Proos’ legislation, Senate Bill 120, would allow two avenues by which a right-to-work zone could be established: either by approval of a measure by a local governing body, or by adoption of a measure initiated by the people residing within a county or municipality.
“As chair of the House Republican Strategic Task Force on Jobs last session, I heard from many Michigan job providers and economic development officials who said right-to-work reform would make the state more competitive,” Proos said. “For example, Michigan lost a bid in 2006 for a new KIA manufacturing plant – and its 4,500 jobs – to Georgia in part because of that state’s right-to-work status.”
A September 2010 study by Grand Valley State University economist Hari Singh looked at data from both sides of the issue. His conclusion was that if Michigan had adopted right-to-work status in 1965, the state today would have up to 60,000 more automobile industry jobs.
“My initiative would not ban unions. It would allow local governments to prohibit employers from requiring a worker to be a member of a union as a condition of their employment,” Proos said. “As Michigan continues to have one of the nation’s worst unemployment rates, we must create a climate for job growth that is more attractive than other states in the nation.”
Twenty-two states have a right-to-work law that gives employees the decision of whether or not to join a labor union.
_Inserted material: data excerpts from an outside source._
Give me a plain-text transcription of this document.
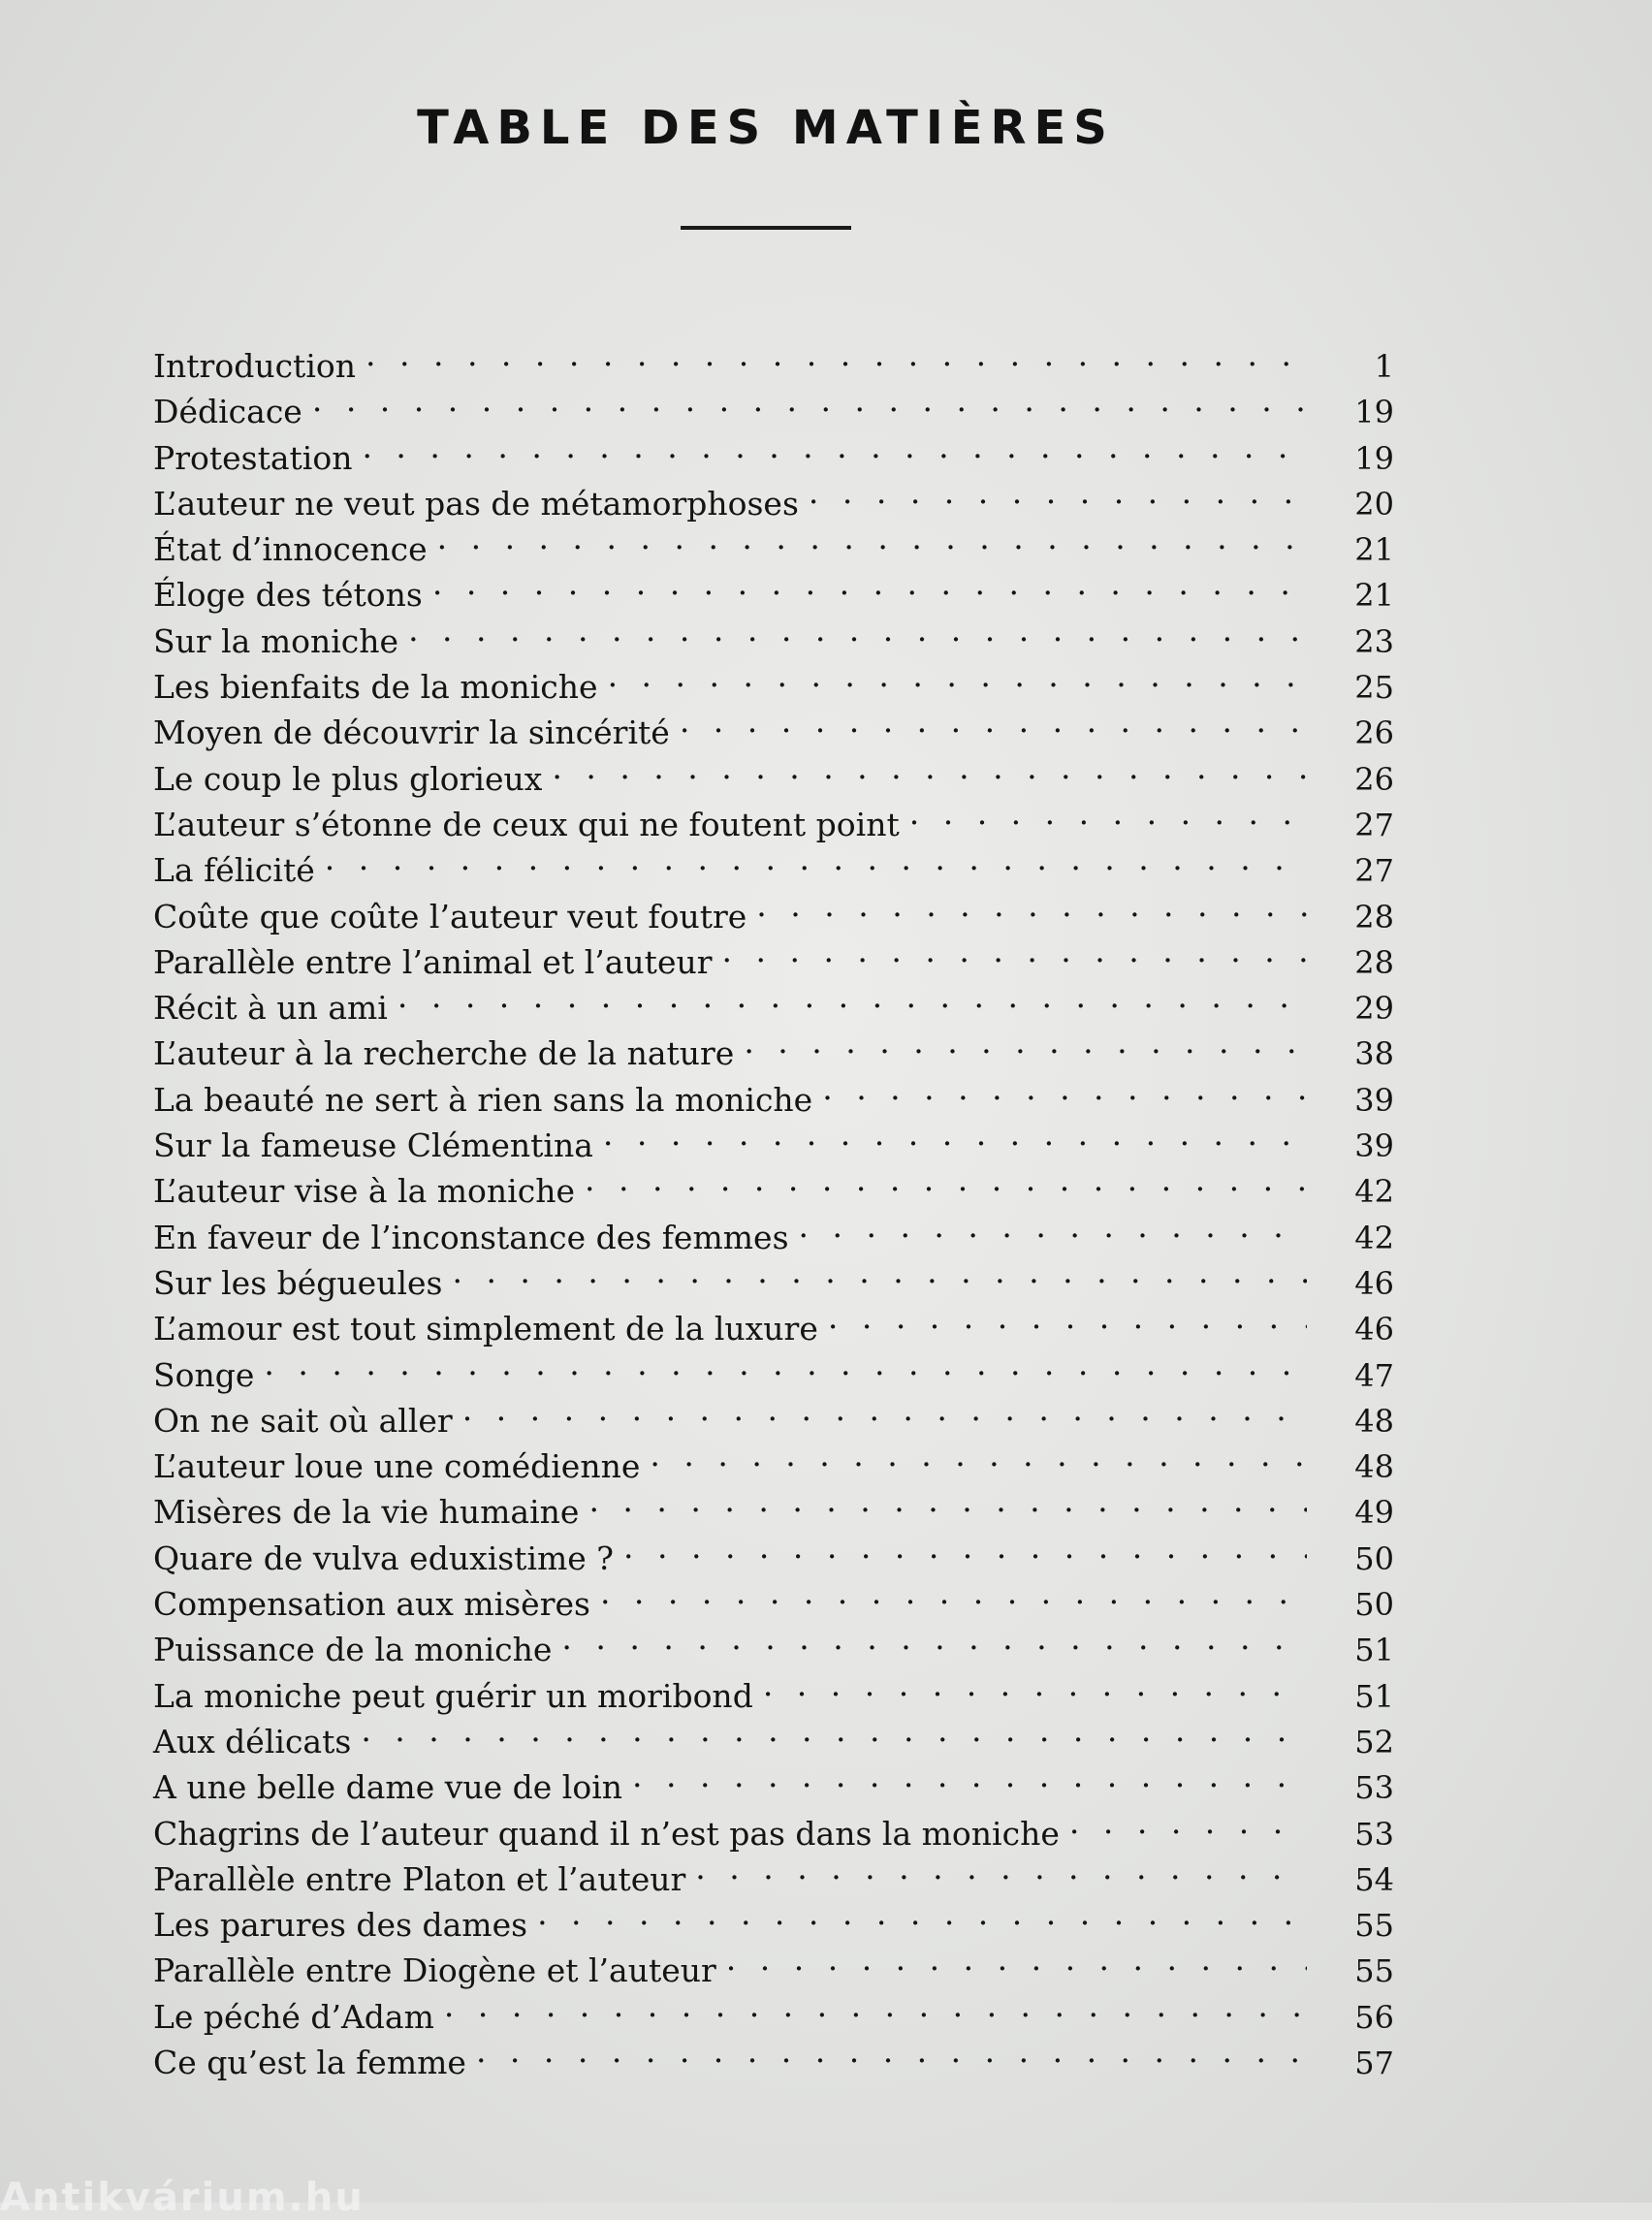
TABLE DES MATIÈRES
Introduction . . .	1
Dédicace . . .	19
Protestation . . .	19
L’auteur ne veut pas de métamorphoses . . .	20
État d’innocence . . .	21
Éloge des tétons . . .	21
Sur la moniche . . .	23
Les bienfaits de la moniche . . .	25
Moyen de découvrir la sincérité . . .	26
Le coup le plus glorieux . . .	26
L’auteur s’étonne de ceux qui ne foutent point . . .	27
La félicité . . .	27
Coûte que coûte l’auteur veut foutre . . .	28
Parallèle entre l’animal et l’auteur . . .	28
Récit à un ami . . .	29
L’auteur à la recherche de la nature . . .	38
La beauté ne sert à rien sans la moniche . . .	39
Sur la fameuse Clémentina . . .	39
L’auteur vise à la moniche . . .	42
En faveur de l’inconstance des femmes . . .	42
Sur les bégueules . . .	46
L’amour est tout simplement de la luxure . . .	46
Songe . . .	47
On ne sait où aller . . .	48
L’auteur loue une comédienne . . .	48
Misères de la vie humaine . . .	49
Quare de vulva eduxistime ? . . .	50
Compensation aux misères . . .	50
Puissance de la moniche . . .	51
La moniche peut guérir un moribond . . .	51
Aux délicats . . .	52
A une belle dame vue de loin . . .	53
Chagrins de l’auteur quand il n’est pas dans la moniche . . .	53
Parallèle entre Platon et l’auteur . . .	54
Les parures des dames . . .	55
Parallèle entre Diogène et l’auteur . . .	55
Le péché d’Adam . . .	56
Ce qu’est la femme . . .	57
Antikvárium.hu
In those states the average rate of unemployment is around 8 percent.
“Right-to-work laws are founded in the Constitutional right of freedom of association and the American ideal of the free market,” said Proos. “Giving our local communities the option to create right-to-work zones would be a huge step forward toward creating jobs by making Michigan truly open for business.”
SB 120 has been referred to the Senate Economic Development Committee for consideration.